What if Antonius was the «ἀντωνομασθείς», the one who has changed his old (ethnic perhaps?) name and is now called by a new Roman name? 
Here's my fiction story: An Egyptian slave is freed and he is now a Rome resident, under the name Antonius Libertus (an emancipated person). He's a freedman with a changed (Antonius) Roman name.

PS: We all know that the previous scenario of mine with the Caracalla's decree became Roman Law: It raised provincial populations of Roman colonies to equal status with the city of Rome itself, thus anyone could take up a Roman name, irrelevent of ethnicity (that's why we have a Greek historian named Flavius Arrianus and a Jew historian named Flavius Josephus).


----------



## berndf

apmoy70 said:


> However, what I find intriguing is the omega in the Greek version of the name...


Why would this surprise you?
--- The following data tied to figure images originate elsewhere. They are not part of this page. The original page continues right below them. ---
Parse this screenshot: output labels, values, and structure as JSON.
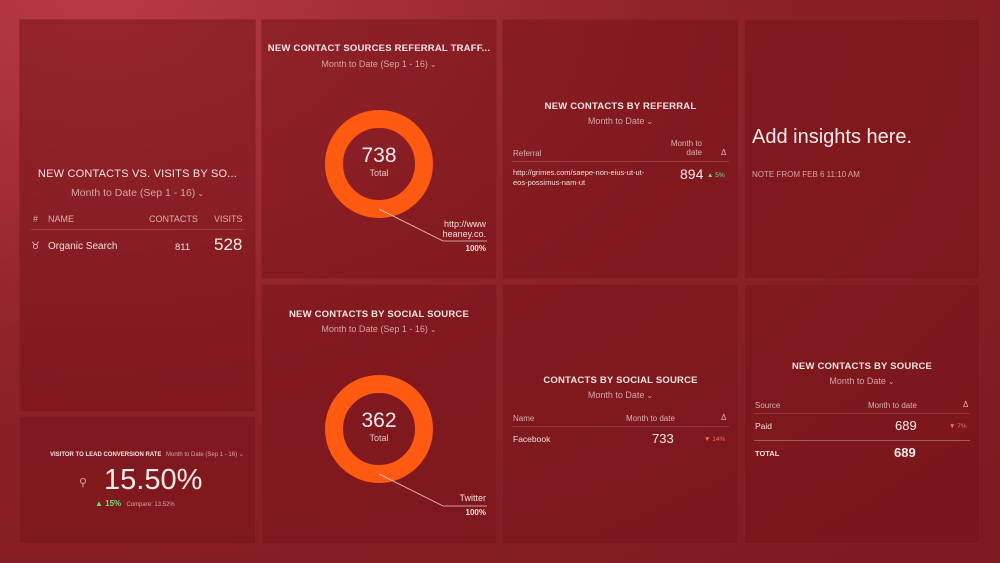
{
  "tiles": {
    "contacts_vs_visits": {
      "title": "NEW CONTACTS VS. VISITS BY SO...",
      "subtitle": "Month to Date (Sep 1 - 16)",
      "col_hash": "#",
      "col_name": "NAME",
      "col_contacts": "CONTACTS",
      "col_visits": "VISITS",
      "rows": [
        {
          "name": "Organic Search",
          "contacts": "811",
          "visits": "528"
        }
      ]
    },
    "conversion_rate": {
      "title": "VISITOR TO LEAD CONVERSION RATE",
      "subtitle": "Month to Date (Sep 1 - 16)",
      "value": "15.50%",
      "change": "▲ 15%",
      "compare": "Compare: 13.52%"
    },
    "referral_traffic": {
      "title": "NEW CONTACT SOURCES REFERRAL TRAFF...",
      "subtitle": "Month to Date (Sep 1 - 16)",
      "total": "738",
      "total_label": "Total",
      "callout_line1": "http://www",
      "callout_line2": "heaney.co.",
      "callout_pct": "100%",
      "donut_color": "#ff5a12",
      "donut_fraction": 1.0
    },
    "social_source_donut": {
      "title": "NEW CONTACTS BY SOCIAL SOURCE",
      "subtitle": "Month to Date (Sep 1 - 16)",
      "total": "362",
      "total_label": "Total",
      "callout_line1": "Twitter",
      "callout_pct": "100%",
      "donut_color": "#ff5a12",
      "donut_fraction": 1.0
    },
    "by_referral": {
      "title": "NEW CONTACTS BY REFERRAL",
      "subtitle": "Month to Date",
      "col_referral": "Referral",
      "col_mtd_line1": "Month to",
      "col_mtd_line2": "date",
      "col_delta": "Δ",
      "row_url_line1": "http://grimes.com/saepe-non-eius-ut-ut-",
      "row_url_line2": "eos-possimus-nam-ut",
      "row_value": "894",
      "row_change": "▲ 5%"
    },
    "insights": {
      "text": "Add insights here.",
      "note": "NOTE FROM FEB 6 11:10 AM"
    },
    "contacts_by_social": {
      "title": "CONTACTS BY SOCIAL SOURCE",
      "subtitle": "Month to Date",
      "col_name": "Name",
      "col_mtd": "Month to date",
      "col_delta": "Δ",
      "row_name": "Facebook",
      "row_value": "733",
      "row_change": "▼ 14%"
    },
    "contacts_by_source": {
      "title": "NEW CONTACTS BY SOURCE",
      "subtitle": "Month to Date",
      "col_source": "Source",
      "col_mtd": "Month to date",
      "col_delta": "Δ",
      "row_name": "Paid",
      "row_value": "689",
      "row_change": "▼ 7%",
      "total_label": "TOTAL",
      "total_value": "689"
    }
  }
}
Would Omega be the normal transliteration for a long Latin "o"?


----------



## apmoy70

berndf said:


> Why would this surprise you? Would Omega be the normal transliteration for a long Latin "o"?


Of course it would.
Any suggestions for the macron ō in the Latin Antōnius (that was my clumpsy previous attempt; I was trying to explain the ω and ō in both languages; the word could be a reloan, which explains both the omega and the long o)


----------



## berndf

apmoy70 said:


> Of course it would.
> Any suggestions for the macron ō in the Latin Antōnius (that was my clumpsy previous attempt; I was trying to explain the ω and ō in both languages; the word could be a reloan, which explains both the omega and the long o)
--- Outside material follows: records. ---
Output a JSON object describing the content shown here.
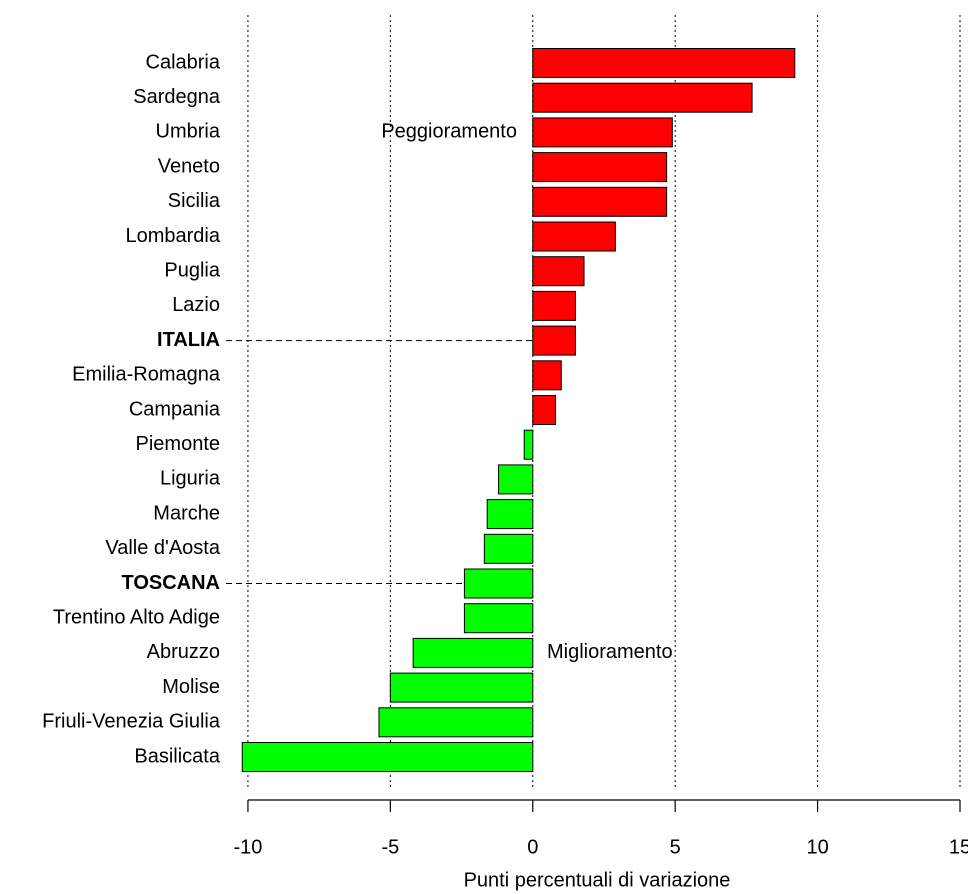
{
  "chart_data": {
    "type": "barh",
    "x_label": "Punti percentuali di variazione",
    "categories": [
      "Calabria",
      "Sardegna",
      "Umbria",
      "Veneto",
      "Sicilia",
      "Lombardia",
      "Puglia",
      "Lazio",
      "ITALIA",
      "Emilia-Romagna",
      "Campania",
      "Piemonte",
      "Liguria",
      "Marche",
      "Valle d'Aosta",
      "TOSCANA",
      "Trentino Alto Adige",
      "Abruzzo",
      "Molise",
      "Friuli-Venezia Giulia",
      "Basilicata"
    ],
    "values": [
      9.2,
      7.7,
      4.9,
      4.7,
      4.7,
      2.9,
      1.8,
      1.5,
      1.5,
      1.0,
      0.8,
      -0.3,
      -1.2,
      -1.6,
      -1.7,
      -2.4,
      -2.4,
      -4.2,
      -5.0,
      -5.4,
      -10.2
    ],
    "positive_color": "#ff0000",
    "negative_color": "#00ff00",
    "highlight": [
      8,
      15
    ],
    "xlim": [
      -10.7,
      15
    ],
    "xticks": [
      -10,
      -5,
      0,
      5,
      10,
      15
    ],
    "grid": true,
    "annotations": [
      {
        "text": "Peggioramento",
        "color": "#8b1a1a"
      },
      {
        "text": "Miglioramento",
        "color": "#228b22"
      }
    ]
  }
}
Ok, I see. But you realize, that you mix up time scales in your story, don't you?
First, Titus Flavius Josephus lived about a century before Caracalla and he carried, like every slave, nomen and nomen generis of his owner (Titus Flavius Vespasianus).
Second, the oldest known member of the gens Antonia was Titus Antonius Merenda who was decemvir in 450BC, 400 years before Marc Anthony's restoration of the Ptolemaic Empire, 650 years before the reign of Caracalla and 800 years before the death of St. Anthony.


----------